Allen sat in lotus position facing the sunrise. David felt half asleep, as if in a trance. He wanted to ask Ginsberg if he had made love to Brian, had it been good. But he couldn't break the soothing silence of the flowing river below, the lapping of the water on the mud at the base of the pilings holding them up. He knew he had, anyway.

The sun appeared. A blood red ball blazed up from behind the clouds. Immediately, a wavering line of light shimmered in the expanse of water that stretched through the marshland to the Sun.

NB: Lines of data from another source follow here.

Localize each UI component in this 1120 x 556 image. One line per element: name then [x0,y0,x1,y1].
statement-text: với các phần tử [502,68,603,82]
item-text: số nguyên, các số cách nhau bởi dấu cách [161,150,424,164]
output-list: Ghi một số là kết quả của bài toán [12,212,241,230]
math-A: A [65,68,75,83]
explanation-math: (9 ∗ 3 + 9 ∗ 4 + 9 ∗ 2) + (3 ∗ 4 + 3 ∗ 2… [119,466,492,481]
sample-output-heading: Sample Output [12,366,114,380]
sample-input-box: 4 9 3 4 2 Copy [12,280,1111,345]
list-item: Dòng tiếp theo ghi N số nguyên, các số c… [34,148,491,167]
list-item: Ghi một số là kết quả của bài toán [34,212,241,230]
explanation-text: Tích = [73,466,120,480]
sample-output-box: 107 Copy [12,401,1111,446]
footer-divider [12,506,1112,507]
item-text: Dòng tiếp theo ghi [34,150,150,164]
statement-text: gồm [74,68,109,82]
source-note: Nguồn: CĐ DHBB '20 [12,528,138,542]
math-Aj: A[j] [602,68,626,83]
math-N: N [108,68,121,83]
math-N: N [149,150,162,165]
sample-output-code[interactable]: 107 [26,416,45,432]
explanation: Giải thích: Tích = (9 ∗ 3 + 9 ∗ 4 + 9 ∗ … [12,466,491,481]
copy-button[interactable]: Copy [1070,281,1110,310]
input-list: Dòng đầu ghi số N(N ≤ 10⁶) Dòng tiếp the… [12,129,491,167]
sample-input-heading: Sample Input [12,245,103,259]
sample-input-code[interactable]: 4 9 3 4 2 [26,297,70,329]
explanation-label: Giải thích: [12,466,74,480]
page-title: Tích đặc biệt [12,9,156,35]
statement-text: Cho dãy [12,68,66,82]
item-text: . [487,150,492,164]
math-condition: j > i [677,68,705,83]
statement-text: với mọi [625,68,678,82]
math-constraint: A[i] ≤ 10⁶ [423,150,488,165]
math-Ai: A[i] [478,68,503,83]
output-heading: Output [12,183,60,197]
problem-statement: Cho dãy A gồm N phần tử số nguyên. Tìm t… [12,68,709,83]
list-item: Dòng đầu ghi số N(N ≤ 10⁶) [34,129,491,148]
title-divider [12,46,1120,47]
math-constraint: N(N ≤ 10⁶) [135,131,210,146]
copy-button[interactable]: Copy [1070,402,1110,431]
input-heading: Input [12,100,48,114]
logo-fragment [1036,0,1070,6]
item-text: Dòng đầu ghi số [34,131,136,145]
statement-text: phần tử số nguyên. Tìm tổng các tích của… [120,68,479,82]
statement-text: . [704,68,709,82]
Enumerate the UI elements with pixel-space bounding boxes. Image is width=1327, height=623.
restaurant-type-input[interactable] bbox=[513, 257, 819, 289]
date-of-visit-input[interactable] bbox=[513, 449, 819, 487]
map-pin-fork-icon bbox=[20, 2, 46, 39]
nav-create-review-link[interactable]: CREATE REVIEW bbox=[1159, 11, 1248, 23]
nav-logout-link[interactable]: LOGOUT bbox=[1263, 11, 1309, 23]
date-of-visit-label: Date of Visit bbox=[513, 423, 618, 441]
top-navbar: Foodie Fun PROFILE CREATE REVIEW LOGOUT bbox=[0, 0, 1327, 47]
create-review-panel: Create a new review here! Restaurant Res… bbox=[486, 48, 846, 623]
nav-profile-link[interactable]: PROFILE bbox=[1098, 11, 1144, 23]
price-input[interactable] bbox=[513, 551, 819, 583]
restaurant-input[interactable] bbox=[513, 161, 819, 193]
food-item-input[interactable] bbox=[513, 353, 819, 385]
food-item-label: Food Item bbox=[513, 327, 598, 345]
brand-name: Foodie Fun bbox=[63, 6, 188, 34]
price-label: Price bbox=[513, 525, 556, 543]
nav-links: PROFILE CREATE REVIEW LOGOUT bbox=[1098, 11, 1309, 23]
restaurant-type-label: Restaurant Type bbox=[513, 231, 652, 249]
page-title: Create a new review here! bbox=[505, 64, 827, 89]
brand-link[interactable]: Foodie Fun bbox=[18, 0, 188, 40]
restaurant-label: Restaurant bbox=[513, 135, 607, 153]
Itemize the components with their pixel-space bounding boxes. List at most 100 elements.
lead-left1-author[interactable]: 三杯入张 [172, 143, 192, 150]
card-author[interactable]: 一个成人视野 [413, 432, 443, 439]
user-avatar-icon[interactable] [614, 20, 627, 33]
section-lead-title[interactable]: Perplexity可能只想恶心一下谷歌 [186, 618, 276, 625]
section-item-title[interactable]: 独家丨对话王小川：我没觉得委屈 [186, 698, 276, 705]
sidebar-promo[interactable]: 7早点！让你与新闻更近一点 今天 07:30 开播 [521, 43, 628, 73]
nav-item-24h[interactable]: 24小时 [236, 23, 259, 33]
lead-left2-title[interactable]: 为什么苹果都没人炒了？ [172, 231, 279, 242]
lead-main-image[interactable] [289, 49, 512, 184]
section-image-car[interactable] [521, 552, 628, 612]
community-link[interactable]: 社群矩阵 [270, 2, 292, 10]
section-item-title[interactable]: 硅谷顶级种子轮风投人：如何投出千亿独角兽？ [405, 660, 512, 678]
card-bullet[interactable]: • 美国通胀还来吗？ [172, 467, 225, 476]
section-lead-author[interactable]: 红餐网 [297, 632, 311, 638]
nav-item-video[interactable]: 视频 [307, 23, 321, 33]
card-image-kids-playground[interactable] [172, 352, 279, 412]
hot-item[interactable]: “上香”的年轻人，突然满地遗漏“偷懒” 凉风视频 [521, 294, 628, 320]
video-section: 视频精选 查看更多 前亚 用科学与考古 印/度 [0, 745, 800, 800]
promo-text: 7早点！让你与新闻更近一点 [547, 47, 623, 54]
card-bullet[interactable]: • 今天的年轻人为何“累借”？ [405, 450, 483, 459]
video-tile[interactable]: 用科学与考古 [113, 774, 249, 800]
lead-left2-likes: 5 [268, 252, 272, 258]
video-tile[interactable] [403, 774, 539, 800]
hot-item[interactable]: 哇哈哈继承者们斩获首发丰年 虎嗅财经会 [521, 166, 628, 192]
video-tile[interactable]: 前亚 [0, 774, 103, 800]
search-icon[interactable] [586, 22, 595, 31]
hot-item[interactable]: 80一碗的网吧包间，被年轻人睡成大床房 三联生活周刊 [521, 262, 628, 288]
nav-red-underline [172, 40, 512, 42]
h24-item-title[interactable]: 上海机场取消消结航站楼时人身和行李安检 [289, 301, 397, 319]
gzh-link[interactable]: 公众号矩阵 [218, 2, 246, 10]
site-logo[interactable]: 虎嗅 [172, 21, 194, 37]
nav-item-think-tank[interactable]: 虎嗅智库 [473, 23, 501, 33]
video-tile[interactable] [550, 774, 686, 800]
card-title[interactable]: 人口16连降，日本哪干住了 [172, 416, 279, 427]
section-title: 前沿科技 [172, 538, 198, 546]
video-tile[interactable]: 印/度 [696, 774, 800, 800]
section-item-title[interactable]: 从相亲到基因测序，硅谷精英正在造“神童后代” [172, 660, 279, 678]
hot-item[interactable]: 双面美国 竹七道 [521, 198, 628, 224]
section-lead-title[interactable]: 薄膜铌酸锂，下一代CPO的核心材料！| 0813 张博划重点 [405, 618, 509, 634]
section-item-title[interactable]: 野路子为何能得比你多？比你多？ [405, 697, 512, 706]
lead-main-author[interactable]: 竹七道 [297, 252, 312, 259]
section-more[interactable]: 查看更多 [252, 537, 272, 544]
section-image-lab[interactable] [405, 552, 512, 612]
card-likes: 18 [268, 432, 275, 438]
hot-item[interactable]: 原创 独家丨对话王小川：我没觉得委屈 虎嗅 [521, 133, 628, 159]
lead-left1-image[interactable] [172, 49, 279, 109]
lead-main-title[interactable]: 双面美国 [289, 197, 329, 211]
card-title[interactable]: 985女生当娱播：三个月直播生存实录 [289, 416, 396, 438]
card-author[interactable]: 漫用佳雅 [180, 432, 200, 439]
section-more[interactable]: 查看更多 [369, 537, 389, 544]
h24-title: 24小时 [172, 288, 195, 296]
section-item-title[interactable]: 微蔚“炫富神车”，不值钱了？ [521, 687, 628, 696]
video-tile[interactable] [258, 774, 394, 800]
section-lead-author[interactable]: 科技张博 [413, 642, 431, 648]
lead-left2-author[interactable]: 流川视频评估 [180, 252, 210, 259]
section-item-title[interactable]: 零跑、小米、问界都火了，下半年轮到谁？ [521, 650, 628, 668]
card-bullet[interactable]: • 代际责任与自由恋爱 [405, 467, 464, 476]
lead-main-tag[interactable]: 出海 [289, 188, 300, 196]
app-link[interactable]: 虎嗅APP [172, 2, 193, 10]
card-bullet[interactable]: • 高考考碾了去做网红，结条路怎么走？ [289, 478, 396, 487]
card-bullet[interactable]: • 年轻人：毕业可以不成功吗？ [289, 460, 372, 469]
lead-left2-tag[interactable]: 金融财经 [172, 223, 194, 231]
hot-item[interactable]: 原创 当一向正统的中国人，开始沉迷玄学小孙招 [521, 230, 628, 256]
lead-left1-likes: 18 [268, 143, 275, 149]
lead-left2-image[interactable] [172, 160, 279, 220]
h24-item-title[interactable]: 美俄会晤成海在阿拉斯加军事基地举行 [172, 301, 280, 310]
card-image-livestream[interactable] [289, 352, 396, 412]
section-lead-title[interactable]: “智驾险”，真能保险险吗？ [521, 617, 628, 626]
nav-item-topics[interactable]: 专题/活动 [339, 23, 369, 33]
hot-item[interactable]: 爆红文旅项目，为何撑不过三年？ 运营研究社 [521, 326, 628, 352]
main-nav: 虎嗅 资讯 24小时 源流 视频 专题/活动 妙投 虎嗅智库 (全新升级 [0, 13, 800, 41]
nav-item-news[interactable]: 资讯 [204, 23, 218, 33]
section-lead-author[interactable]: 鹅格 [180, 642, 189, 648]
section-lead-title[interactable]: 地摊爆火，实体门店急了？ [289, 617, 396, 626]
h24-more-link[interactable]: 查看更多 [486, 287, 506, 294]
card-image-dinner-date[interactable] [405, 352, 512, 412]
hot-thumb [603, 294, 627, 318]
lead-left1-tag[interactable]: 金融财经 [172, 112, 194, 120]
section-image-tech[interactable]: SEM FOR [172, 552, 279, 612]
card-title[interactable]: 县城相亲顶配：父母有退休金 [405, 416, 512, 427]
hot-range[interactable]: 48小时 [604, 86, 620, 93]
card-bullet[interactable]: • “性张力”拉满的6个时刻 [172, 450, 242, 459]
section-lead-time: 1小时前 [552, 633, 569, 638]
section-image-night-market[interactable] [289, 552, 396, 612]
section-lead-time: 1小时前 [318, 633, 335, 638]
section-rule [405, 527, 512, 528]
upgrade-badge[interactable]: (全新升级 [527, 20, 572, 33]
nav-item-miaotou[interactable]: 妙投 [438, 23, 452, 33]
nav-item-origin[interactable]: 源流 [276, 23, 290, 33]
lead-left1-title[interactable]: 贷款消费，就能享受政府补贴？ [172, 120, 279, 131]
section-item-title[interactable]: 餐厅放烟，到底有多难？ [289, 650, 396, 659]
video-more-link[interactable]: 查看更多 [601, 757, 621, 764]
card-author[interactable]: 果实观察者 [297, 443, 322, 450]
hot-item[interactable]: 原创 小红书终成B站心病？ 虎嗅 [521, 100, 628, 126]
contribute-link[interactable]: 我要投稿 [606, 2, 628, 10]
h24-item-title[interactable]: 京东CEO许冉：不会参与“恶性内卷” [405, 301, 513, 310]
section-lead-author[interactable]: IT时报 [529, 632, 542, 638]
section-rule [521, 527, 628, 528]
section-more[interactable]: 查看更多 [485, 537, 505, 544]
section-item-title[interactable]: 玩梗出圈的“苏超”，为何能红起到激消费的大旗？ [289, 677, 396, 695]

"I think I shall go back and go to bed, now," David said to Allen. David stood behind the sitting poet.
"Thank you," Allen replied.  "Thank you for bringing me to this divine place. You are beatific."

As David worked his way over the dock's broken planks to the land, he gazed back at Allen Ginsberg. The sun was forming a glowing halo around him. Allen had become the Buddha of the Marsh, radiating holiness in the morning mist. He appeared to float above Moon River from his perch at the end of the pier. David wished he had his camera. "I must take more photos later, David reminded himself.
 When he reached the house and climbed the steps to his room, he took a last long glimpse of the river. The sun had become white hot in the sky. Allen had not moved an inch. "Some day I will learn to meditate like that," David whispered as he undressed. In seconds he was asleep in the large Stickley bed.